Technische Herausforderung

Bei  der Implementierung der Lösung sind mehrere Hürden zu nehmen: So ist gerade im Bereich der Radiologie die quantitative Analytik zurzeit noch nicht ausreichend implementiert. Voraussetzung für eine saubere Analyse der Daten ist aber die Lieferung von diskreten Zahlen auf Basis einer strukturierten, quantitativen Befundung. Allmählich scheint sich das Bewusstsein dafür aber zu verändern, meint Kaindl, da erkannt würde, dass im Zuweiserumfeld für das Lesen von Prosatexten oft keine Zeit sei und Inkonsistenzen zudem eine Gefahr darstellten. Eine weitere notwendige Voraussetzung für die effektive Umsetzung ist die saubere Vernetzung verschiedener IT-Systeme – im Krankenhaussektor sind das in der Regel ein bis zwei Dutzend solcher Systeme pro Krankenhaus. Über Standardschnittstellen ist eine Vernetzung gut und schnell herzustellen. Fehlen diese Interfaces jedoch, ist der Vorgang zeitintensiver und macht manchmal auch die Hilfestellung anderer IT-Unternehmen erforderlich.

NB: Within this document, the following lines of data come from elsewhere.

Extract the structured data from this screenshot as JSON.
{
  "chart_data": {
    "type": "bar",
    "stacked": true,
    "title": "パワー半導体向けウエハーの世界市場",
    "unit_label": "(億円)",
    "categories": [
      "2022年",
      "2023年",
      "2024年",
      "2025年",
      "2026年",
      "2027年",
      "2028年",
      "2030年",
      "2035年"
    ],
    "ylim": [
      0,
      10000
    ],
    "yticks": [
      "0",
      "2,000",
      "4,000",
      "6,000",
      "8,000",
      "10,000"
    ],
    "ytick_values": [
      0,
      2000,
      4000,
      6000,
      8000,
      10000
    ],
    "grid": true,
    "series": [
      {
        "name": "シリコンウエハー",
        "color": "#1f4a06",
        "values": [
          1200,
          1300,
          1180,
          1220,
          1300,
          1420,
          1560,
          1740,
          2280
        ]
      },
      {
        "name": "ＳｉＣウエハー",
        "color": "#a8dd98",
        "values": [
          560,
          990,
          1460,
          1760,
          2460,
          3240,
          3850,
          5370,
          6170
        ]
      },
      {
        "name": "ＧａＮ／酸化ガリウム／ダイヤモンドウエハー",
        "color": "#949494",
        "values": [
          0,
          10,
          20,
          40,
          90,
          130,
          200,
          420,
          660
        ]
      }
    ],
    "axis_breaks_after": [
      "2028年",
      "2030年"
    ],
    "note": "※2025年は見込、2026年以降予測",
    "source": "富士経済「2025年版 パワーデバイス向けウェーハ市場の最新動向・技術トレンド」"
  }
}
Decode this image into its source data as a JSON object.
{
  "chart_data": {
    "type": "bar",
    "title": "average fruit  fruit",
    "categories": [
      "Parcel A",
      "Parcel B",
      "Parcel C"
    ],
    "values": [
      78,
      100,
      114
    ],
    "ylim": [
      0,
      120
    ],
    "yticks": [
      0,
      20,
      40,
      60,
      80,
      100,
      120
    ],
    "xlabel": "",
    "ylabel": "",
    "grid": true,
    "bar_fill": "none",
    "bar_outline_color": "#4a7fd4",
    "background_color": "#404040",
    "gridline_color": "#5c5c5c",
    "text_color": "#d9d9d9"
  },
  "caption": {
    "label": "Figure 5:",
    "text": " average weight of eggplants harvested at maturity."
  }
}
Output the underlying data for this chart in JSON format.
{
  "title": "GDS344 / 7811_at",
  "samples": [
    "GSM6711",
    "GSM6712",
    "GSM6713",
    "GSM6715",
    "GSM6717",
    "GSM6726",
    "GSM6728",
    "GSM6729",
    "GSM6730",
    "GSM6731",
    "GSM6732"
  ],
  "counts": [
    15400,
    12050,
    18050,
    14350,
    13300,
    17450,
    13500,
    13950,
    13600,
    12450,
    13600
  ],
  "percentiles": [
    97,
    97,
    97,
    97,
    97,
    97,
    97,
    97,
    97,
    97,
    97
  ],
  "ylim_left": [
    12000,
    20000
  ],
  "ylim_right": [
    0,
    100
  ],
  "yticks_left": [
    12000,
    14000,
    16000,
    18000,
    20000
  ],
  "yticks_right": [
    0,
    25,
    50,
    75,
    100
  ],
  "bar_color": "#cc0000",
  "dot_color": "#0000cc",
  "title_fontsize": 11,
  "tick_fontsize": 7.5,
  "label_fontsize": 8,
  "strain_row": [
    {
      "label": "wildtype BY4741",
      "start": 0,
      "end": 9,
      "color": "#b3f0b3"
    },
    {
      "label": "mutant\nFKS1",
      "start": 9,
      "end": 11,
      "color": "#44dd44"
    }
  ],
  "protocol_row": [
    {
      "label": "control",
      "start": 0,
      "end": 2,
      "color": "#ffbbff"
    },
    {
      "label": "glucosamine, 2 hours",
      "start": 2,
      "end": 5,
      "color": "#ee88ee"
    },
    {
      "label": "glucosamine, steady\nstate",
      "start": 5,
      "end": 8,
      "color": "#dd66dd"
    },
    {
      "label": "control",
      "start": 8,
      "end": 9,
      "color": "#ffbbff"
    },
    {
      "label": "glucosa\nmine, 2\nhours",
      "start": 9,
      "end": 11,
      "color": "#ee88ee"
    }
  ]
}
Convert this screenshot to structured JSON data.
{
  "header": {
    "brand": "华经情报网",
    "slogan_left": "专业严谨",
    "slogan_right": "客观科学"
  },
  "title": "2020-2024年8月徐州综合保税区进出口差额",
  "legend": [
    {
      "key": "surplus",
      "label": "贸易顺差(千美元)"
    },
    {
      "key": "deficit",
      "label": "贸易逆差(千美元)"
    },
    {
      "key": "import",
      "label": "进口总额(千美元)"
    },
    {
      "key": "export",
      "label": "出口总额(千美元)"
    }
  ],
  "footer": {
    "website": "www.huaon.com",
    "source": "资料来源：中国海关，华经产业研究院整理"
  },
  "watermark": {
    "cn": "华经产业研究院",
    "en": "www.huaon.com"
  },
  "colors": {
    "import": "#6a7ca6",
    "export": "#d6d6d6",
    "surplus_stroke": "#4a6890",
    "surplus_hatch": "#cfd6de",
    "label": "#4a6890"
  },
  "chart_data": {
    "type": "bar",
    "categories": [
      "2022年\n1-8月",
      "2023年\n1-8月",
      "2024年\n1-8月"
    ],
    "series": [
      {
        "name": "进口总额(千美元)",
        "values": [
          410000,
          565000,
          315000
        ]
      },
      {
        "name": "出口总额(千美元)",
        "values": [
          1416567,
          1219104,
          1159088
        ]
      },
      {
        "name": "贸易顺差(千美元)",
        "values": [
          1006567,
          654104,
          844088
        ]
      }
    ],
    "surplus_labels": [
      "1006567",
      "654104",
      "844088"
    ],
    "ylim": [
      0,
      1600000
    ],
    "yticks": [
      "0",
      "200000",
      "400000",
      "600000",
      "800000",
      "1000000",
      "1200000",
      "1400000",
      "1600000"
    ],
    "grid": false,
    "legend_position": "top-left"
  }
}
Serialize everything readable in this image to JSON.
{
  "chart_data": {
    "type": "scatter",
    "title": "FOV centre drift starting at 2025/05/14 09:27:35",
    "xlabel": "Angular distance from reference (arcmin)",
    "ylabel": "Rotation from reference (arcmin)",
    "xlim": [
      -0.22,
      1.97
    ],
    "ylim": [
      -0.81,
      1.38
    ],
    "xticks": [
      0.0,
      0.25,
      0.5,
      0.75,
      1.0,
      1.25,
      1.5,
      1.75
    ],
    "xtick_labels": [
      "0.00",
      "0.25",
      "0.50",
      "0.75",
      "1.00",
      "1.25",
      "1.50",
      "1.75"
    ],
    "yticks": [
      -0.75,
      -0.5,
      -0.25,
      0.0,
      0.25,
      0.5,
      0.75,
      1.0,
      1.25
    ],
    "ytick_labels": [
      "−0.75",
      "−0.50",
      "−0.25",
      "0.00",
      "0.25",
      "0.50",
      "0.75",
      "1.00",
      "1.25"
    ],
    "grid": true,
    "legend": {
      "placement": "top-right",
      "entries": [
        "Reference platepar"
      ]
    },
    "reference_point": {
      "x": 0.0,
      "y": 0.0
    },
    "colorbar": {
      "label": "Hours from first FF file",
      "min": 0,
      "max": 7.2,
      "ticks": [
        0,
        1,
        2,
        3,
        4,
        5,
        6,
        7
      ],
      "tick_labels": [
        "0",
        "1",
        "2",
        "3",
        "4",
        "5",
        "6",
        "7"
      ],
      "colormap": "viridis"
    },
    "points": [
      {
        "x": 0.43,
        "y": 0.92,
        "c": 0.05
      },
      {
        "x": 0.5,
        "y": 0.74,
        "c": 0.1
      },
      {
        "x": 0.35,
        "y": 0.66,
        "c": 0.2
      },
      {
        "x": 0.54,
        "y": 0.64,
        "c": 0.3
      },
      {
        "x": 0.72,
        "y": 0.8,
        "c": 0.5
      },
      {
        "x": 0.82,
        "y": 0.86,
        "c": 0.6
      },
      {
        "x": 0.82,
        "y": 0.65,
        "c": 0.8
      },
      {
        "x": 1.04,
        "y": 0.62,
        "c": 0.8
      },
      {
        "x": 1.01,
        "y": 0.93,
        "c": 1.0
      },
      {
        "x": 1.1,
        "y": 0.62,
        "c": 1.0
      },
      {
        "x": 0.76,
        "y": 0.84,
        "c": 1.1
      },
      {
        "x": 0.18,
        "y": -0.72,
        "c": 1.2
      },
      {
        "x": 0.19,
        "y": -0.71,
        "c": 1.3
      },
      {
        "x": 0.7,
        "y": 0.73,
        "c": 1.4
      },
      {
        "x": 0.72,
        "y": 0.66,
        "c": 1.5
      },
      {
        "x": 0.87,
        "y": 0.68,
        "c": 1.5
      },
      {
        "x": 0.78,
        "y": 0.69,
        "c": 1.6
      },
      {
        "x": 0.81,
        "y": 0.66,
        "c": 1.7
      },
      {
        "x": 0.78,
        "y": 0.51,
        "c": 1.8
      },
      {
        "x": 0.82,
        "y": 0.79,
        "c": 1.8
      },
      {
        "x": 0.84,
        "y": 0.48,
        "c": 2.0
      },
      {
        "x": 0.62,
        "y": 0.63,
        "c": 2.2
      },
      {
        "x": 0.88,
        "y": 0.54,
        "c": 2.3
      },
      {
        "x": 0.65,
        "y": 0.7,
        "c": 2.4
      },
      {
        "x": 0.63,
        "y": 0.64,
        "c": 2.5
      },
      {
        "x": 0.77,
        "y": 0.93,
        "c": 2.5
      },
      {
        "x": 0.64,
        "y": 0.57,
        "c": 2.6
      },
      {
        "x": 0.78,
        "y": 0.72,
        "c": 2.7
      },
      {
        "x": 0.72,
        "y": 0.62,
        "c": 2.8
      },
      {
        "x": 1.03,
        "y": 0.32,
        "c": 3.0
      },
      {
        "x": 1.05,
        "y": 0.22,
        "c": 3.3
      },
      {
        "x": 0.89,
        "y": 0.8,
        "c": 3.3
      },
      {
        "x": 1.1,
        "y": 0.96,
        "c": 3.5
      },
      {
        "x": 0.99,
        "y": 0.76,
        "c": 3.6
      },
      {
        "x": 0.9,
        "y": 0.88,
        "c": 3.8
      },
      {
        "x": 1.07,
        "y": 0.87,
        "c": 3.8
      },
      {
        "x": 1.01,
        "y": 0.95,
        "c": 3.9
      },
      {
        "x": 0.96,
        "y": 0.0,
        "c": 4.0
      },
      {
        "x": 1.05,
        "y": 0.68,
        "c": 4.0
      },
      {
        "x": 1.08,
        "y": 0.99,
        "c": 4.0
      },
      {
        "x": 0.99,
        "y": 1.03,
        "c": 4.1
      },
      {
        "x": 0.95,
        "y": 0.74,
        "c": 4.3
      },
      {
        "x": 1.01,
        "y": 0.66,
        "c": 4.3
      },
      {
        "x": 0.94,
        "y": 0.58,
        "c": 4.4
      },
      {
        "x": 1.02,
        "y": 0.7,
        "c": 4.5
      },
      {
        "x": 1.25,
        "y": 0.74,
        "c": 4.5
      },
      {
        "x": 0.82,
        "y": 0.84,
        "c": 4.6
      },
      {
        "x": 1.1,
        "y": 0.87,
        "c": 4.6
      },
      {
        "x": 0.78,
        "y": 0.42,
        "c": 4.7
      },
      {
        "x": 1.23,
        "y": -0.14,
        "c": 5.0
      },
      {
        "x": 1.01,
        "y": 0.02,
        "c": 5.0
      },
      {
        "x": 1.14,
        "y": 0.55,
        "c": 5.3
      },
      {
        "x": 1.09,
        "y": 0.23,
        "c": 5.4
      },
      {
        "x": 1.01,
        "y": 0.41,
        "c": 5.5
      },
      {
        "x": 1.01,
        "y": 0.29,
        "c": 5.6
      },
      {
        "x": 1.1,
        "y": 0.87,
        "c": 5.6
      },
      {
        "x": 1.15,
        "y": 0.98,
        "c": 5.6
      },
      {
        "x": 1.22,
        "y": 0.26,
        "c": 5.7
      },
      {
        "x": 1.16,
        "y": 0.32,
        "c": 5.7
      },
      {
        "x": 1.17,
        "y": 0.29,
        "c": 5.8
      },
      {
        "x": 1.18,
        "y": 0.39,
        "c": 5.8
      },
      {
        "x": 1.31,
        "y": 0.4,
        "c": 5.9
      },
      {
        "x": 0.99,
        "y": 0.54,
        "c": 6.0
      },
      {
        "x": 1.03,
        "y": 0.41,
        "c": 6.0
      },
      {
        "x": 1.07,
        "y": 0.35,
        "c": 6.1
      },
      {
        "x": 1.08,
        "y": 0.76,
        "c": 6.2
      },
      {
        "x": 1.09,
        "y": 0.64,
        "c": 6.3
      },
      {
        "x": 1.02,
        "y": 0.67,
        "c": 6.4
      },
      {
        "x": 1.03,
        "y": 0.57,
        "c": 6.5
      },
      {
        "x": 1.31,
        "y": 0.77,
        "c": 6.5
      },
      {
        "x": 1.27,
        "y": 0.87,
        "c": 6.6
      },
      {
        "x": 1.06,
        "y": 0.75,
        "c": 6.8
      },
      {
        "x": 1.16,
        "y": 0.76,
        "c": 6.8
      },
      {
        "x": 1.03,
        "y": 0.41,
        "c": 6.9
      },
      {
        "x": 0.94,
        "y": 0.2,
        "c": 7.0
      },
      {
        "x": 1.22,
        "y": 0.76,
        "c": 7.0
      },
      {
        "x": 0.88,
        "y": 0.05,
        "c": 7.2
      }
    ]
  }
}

Ohne Kuratieren geht nichts

Wenn die Daten aus den jeweiligen IT-Systemen aggregiert wurden, müssen sie kuratiert werden. Kaindl: „Ein ebenso aufwändiger wie unumgänglicher Schritt, um am Ende tatsächlich miteinander vergleichbare Daten vorliegen zu haben. Kuratierte Daten sind ein Muss.“ Es handelt sich dabei um einen Vorgang, der beim Aufbau der Datenbank im Krankenhaus manuell erfolgt und einen gewissen Zeitfaktor darstellt. Es muss sichergestellt werden, dass alle Angaben korrekt in die vorgesehene Datenstruktur übertragen werden. Das kann oft mehrere Monate dauern. Die eigentliche Analyse der Daten erfolgt erst danach. „Sonst besteht die Gefahr  des „garbage in- garbage out“, das ist unbedingt zu vermeiden.“ Zunächst erfolgt die Standardanalytik mithilfe bekannter Algorithmen. Nach Lizenzierung werden die Daten später mithilfe einer neuen deep learning engine spezifisch ausgewertet.

Aufspringen auf den Zug

Wichtig für Siemens Healthineers ist der schnelle Einstieg in das Thema Versorgungssteuerung. IBM Watson Health liefert dabei wichtige Komponenten. Insofern basiert die neu etablierte Partnerschaft auf einer ausgeprägten Win-Win-Situation. „Die jeweiligen Stärken und Domänen ergänzen sich ideal – letztlich auch zum Vorteil für unsere Kunden“, ist Kaindl überzeugt. Hinsichtlich der Wettbewerbssituation in diesem Bereich zeigt man sich optimistisch. Zwar versucht sich zum Beispiel Google mit entsprechenden Projekten und daraus resultierender prädiktiver Analytik zu positionieren. Das Misstrauen der Verbraucher scheint aber hinlänglich groß zu sein – gerade im Kontext mit Gesundheitsdaten.

Profil:
Arthur Kaindl ist Geschäftsführer Digital Health Services bei Siemens Healthineers. Er absolvierte ein Studium an der Friedrich-Alexander-Universität in Erlangen-Nürnberg und einen Master-Studiengang in Keramikingenieurwesen am New York State College der Alfred University. Nach seiner Promotion in Elektrotechnik im Jahr 2001 an der Universität Hannover hat Kaindl verschiedene Führungspositionen im Bereich der Magnetresonanz übernommen. Seit 1995 ist er bei Siemens tätig.